This week I experienced eating hospital food for the first time in 70 years. I didn’t look forward to the food.
I don’t remember whether I liked what they served me when I was 3. But I am thankful that now it is much better than its reputation.
Whether we have diabetes or not, almost everybody will have the experience some day of eating hospital food. But those of us with diabetes do have special food needs.
My food needs are a very low-carbohydrate diet. I’ve been eating low-carb for almost exactly a year now, and in that time I shaved off another 15 pounds from the previous 141 pounds that I lost in the two years that I took Byetta.
I have reached my weight goal. But the bad news — which dieters will seldom tell you — is that we have to concentrate as hard on maintaining a normal weight is as we did at losing it in the first place.
I was pleasantly surprised that Boulder Community Hospital was able to meet my needs with a selection of low-carb choices that tasted quite good. Our small not-for-profit hospital has only 265 inpatient beds. But it was even able to help me vary my rather limited repertoire — which is based on my quite limited cooking skills — with foods that I seldom eat. Memorable dishes included Swiss steak and diet gelatin.
Yes, gelatin or Jello. While I have written here that I don’t use any sweetener — or even have any sweetener, whether caloric or non-caloric, in my apartment to this day — I still do appreciate a little sweetness after dinner. So I may well add diet gelatin to my shopping list.
When I told the admitting nurse that I really wanted to have a low-carb diet while I was hospitalized, she gave me a good tip. “Ask for a low-carb menu, as soon as you go from the recovery room to your private room.” That way, she said, I would get low-carb choices from my first meal.
This hospital calls its low-carb menu by a funny name, “1800 ADA.” The number stands for calories and the letters stand for the American Diabetes Association. I think it’s funny because the ADA has lagged so far behind many of us who have diabetes in accepting our need for a low-carb diet.
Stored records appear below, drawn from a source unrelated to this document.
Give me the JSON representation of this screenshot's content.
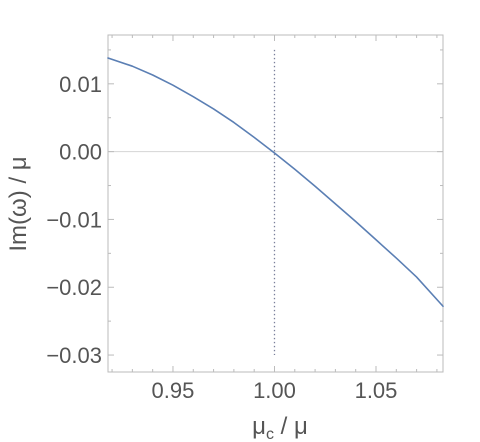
{
  "chart_data": {
    "type": "line",
    "title": "",
    "xlabel_main": "μ",
    "xlabel_sub": "c",
    "xlabel_tail": " / μ",
    "ylabel": "Im(ω) / μ",
    "xlim": [
      0.918,
      1.083
    ],
    "ylim": [
      -0.0325,
      0.0172
    ],
    "x_ticks": [
      {
        "value": 0.95,
        "label": "0.95"
      },
      {
        "value": 1.0,
        "label": "1.00"
      },
      {
        "value": 1.05,
        "label": "1.05"
      }
    ],
    "y_ticks": [
      {
        "value": 0.01,
        "label": "0.01"
      },
      {
        "value": 0.0,
        "label": "0.00"
      },
      {
        "value": -0.01,
        "label": "−0.01"
      },
      {
        "value": -0.02,
        "label": "−0.02"
      },
      {
        "value": -0.03,
        "label": "−0.03"
      }
    ],
    "minor_x_ticks": [
      0.92,
      0.93,
      0.94,
      0.96,
      0.97,
      0.98,
      0.99,
      1.01,
      1.02,
      1.03,
      1.04,
      1.06,
      1.07,
      1.08
    ],
    "minor_y_ticks": [
      0.015,
      0.005,
      -0.005,
      -0.015,
      -0.025
    ],
    "reference_lines": {
      "horizontal_y": 0.0,
      "vertical_x": 1.0,
      "vertical_range": [
        -0.03,
        0.015
      ],
      "vertical_style": "dotted"
    },
    "grid": false,
    "series": [
      {
        "x": [
          0.918,
          0.93,
          0.94,
          0.95,
          0.96,
          0.97,
          0.98,
          0.99,
          1.0,
          1.01,
          1.02,
          1.03,
          1.04,
          1.05,
          1.06,
          1.07,
          1.083
        ],
        "y": [
          0.0138,
          0.0126,
          0.0113,
          0.0098,
          0.0081,
          0.0063,
          0.0043,
          0.0021,
          -0.0002,
          -0.0026,
          -0.0051,
          -0.0077,
          -0.0103,
          -0.013,
          -0.0157,
          -0.0185,
          -0.0228
        ]
      }
    ],
    "colors": {
      "line": "#5b7fb4",
      "frame": "#bbbbbb",
      "zero_line": "#d4d4d4",
      "dotted_line": "#7a7f9a",
      "text": "#555555"
    }
  }
}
Scrambled eggs and bacon or sausage were the mainstays of my breakfasts at the hospital. Lunch was big on fresh salad greens, and once I got a tasty traditional tuna salad. Had I stayed over another day for Thanksgiving, I would have had roast turkey.
The other pleasant surprise was coffee. Because of my operation late one morning, the pre-admission instructions were no food or drink — not even water or coffee — after midnight the night before. The reason was to minimize the chance of nausea from the anesthesia.
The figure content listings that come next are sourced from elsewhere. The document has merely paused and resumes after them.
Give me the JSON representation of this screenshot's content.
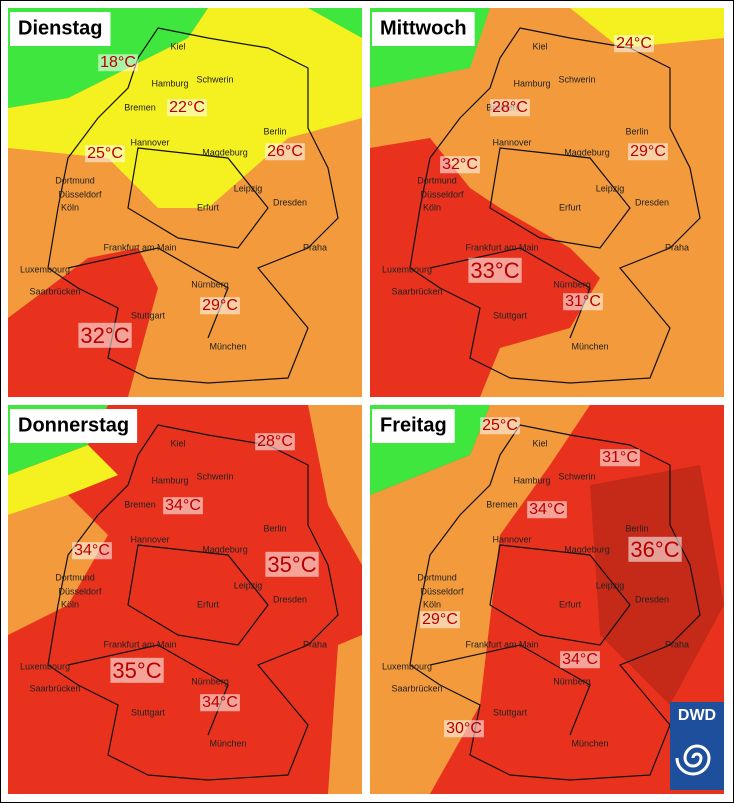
{
  "panels": [
    {
      "day": "Dienstag",
      "temps": [
        "18°C",
        "22°C",
        "25°C",
        "26°C",
        "29°C",
        "32°C"
      ]
    },
    {
      "day": "Mittwoch",
      "temps": [
        "24°C",
        "28°C",
        "32°C",
        "29°C",
        "33°C",
        "31°C"
      ]
    },
    {
      "day": "Donnerstag",
      "temps": [
        "28°C",
        "34°C",
        "34°C",
        "35°C",
        "35°C",
        "34°C"
      ]
    },
    {
      "day": "Freitag",
      "temps": [
        "25°C",
        "31°C",
        "34°C",
        "36°C",
        "29°C",
        "34°C",
        "30°C"
      ]
    }
  ],
  "cities": [
    "Kiel",
    "Hamburg",
    "Schwerin",
    "Bremen",
    "Hannover",
    "Berlin",
    "Magdeburg",
    "Dortmund",
    "Düsseldorf",
    "Köln",
    "Leipzig",
    "Dresden",
    "Erfurt",
    "Frankfurt am Main",
    "Praha",
    "Luxembourg",
    "Saarbrücken",
    "Nürnberg",
    "Stuttgart",
    "München"
  ],
  "logo": "DWD"
}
I told the admitting nurse that I still remembered all too well the headaches that caffeine withdrawal had given me 30 years ago. Then, just before I started a spiritual retreat, they told me that they didn’t allow any drugs — not even coffee.
The nurse laughed. She said that the hospital could solve that problem, although she hadn’t believe the solution when she first heard about it.
“In a few minutes the anesthesiologist will go over the procedure with you,” she said. “Ask him to add caffeine to your line.”
Then, indeed when I met with the anesthesiologist, he also laughed — but agreed that I would be able to mainline my caffeine.
When I got to my private room, the nurses brought me all of the coffee that I wanted. While generally it was the typically weak American brew that can’t compare with what I make at home, one nurse had so much pity on me that she brought me a cup of Starbucks coffee. It was almost as good as mine.
During the whole time I was at the hospital I never once experienced a headache. And I was able to maintain exactly the same weight as I had before they operated.
This article is based on an earlier version of my article published by HealthCentral.